I 4 errori da non fare durante un esame della vista

  • Home
  • I 4 errori da non fare durante un esame della vista
Shape Image One
I 4 errori da non fare durante un esame della vista

Un esame della vista accurato richiede abilità tecniche, ragionamento clinico e attenzione ai dettagli. Errori apparentemente banali possono portare a conclusioni errate, prescrizioni inadeguate o omissione di problematiche importanti. Qui riassumo i 4 errori più comuni — con spiegazione del perché sono pericolosi e suggerimenti pratici per evitarli.

Dove utile, cito letteratura e testi di riferimento

  • Errore 1 — Non controllare (o sottovalutare) l’accomodazione

Perché è un problema: Nei clienti (soprattutto adolescenti o giovani adulti) l’accomodazione attiva può mascherare ipermetropia o ”simulare” una miopia, portando a sovracorrezioni o a una sottostima dell’errore refrattivo. Studi e linee guida indicano che la cicloplegia rimane lo standard per valutare il difetto visivo in presenza di accomodazione attiva. Come evitarlo (pratica):

  • Effettuare cicloplegia quando il paziente è pediatrico (Per ottici: inviare il paz. dall’oculista) e/o quando i risultati obiettivi e soggettivi divergono significativamente.

  • Se non si può usare cicloplegia, documentare chiaramente le limitazioni della refrazione non-cicloplegica e considerare misure oggettive (autorefrattometro) con molta cautela. Quando non è possibile effettuare la cicloplegia occorre fare un ottimo esame con la tecnica dell’annebbiamento monoculare.

    Errore 2 — Non regolare l’ottica dello strumento (es. oculari del biomicroscopio/slit lamp) e ignorare due punti di vista (operatore/paziente)

    Perché è un problema: Oculari non corretti o messa a fuoco errata introducono errori d’esame (es. valutazione della superficie oculare, della lente, del fondo) e aumentano il rischio di perdere variazioni minime, condizione estremamente importante nella valutazione dello stato conreale, del film lacrimale e della valutazione di una lente a contatto morbida o rigida.

    Come evitarlo (pratica):

    • Regolare sempre gli oculari della slit-lamp alla propria refrazione prima di esaminare; verificare che l’immagine sia stereoscopica e nitida.

    • Mantenere una checklist rapida: regolazione oculari → centratura → intensità/angolo del fascio → documentazione.

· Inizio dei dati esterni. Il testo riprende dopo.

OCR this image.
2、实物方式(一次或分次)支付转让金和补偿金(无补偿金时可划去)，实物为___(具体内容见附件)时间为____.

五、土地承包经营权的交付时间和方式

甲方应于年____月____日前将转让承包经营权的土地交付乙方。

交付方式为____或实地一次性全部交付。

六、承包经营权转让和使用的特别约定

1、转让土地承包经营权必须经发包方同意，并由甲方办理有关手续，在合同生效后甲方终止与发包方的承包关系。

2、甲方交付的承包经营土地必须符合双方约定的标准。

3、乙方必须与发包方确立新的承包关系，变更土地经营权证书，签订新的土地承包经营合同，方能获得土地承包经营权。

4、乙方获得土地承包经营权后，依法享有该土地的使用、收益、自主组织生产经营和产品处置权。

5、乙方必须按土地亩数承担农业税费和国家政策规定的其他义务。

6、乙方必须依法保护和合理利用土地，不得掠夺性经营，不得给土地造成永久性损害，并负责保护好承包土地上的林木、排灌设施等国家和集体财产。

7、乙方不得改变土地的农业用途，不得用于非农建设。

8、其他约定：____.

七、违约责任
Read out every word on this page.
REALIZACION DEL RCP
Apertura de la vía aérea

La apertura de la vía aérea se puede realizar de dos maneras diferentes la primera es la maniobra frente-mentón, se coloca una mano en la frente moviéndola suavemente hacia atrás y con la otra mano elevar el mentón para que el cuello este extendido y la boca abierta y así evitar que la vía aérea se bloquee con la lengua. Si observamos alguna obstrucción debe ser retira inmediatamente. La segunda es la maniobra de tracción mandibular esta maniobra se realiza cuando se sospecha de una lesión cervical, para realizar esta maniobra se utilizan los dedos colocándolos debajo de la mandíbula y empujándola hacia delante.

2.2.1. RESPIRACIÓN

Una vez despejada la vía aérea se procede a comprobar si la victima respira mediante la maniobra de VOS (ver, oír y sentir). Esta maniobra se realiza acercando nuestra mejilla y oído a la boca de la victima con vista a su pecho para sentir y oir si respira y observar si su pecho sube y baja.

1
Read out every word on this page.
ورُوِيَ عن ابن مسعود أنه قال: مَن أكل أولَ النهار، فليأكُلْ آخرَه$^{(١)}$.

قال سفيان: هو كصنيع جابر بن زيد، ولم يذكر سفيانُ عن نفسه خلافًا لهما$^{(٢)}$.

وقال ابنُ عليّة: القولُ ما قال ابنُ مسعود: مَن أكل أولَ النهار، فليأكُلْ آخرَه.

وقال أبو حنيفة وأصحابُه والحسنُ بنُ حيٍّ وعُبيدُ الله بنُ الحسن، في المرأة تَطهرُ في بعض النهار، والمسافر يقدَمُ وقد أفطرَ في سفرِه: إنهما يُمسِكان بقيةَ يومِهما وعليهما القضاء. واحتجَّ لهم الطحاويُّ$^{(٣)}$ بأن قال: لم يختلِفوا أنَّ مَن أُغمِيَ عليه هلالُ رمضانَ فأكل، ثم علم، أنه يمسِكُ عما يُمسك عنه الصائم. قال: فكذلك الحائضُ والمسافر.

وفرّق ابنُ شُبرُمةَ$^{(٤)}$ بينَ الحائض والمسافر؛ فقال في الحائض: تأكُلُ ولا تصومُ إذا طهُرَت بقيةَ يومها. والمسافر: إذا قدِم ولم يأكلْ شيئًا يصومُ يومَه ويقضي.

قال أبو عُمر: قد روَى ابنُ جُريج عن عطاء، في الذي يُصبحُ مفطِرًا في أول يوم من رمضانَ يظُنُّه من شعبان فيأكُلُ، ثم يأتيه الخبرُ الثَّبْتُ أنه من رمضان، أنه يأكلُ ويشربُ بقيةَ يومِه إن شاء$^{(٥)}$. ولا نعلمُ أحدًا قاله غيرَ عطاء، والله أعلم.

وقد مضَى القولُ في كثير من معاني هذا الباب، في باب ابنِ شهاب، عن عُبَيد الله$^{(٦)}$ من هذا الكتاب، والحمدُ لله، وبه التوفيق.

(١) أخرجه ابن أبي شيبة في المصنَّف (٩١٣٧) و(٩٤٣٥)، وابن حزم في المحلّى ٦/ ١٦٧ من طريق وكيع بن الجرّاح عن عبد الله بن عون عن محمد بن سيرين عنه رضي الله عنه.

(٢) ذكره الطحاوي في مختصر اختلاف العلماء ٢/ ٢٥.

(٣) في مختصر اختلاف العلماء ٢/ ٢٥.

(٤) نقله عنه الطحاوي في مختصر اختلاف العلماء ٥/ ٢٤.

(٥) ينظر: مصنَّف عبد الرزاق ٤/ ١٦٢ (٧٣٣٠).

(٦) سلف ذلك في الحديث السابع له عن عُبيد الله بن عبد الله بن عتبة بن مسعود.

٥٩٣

    Errore 3— Prescrivere lenti o intervenire in presenza di condizioni oculari non stabili

    Perché è un problema: Prescrivere occhiali o lenti a contatto quando c’è iperemia marcata, infezione attiva, dolore, lacrimazione e alterazioni oggettive può peggiorare il quadro o portare a prescrizioni inadeguate; similmente, non riconoscere segni di patologia che richiedono referral urgente è un rischio medico-legale e per il paziente.

    Come evitarlo (pratica):

    • Prima di finalizzare una prescrizione, escludere condizioni acute: verifica anamnestica e segni clinici (rossore, secrezione, variazioni di acutezza visiva).

    • In presenza di sintomi o segni sospetti, trattare/indirizzare il paziente e rimandare la scelta correttiva a dopo stabilizzazione.

    Errore 4 — Mancata o incompleta anamnesi e non integrazione dei dati oggettivi con il caso clinico

    Perché è un problema: dati come storia familiare di glaucoma, uso di farmaci sistemici, trauma o sintomi intermittenti possono cambiare totalmente l’interpretazione di una misura (Anisometropia, variazioni refrattive ecc..). La letteratura e i testi clinici sottolineano l’importanza della raccolta sistematica dei dati per decisioni diagnostiche accurate.

    Come evitarlo (pratica):

    • Usare moduli strutturati (anamnesi e checklist oculari) che comprendano farmaci, storia familiare, trauma, sintomi visivi e condizioni sistemiche.

    • Integrare sempre i risultati strumentali con la valutazione clinica complessiva; se qualcosa non quadra, ripetere misurazioni o ricorrere a esami complementari.

      Conclusione:

      Un esame della vista ben condotto combina tecnica corretta, buona anamnesi e interpretazione critica dei dati. Evitare gli errori sopra elencati migliora la qualità delle diagnosi, la sicurezza del paziente e la fiducia professionale.

      Riferimenti bibliografici:

      1. Kaur K. Cycloplegic and Noncycloplegic Refraction. StatPearls. 2023

      2. Fotedar R, et al. Necessity of cycloplegia for assessing refractive error in 12-year-olds. 2007. PubMed.

      3. Elliott DB. Clinical Procedures in Primary Eye Care (testo di riferimento per procedure cliniche in optometria). Elsevier. (ed. più recenti).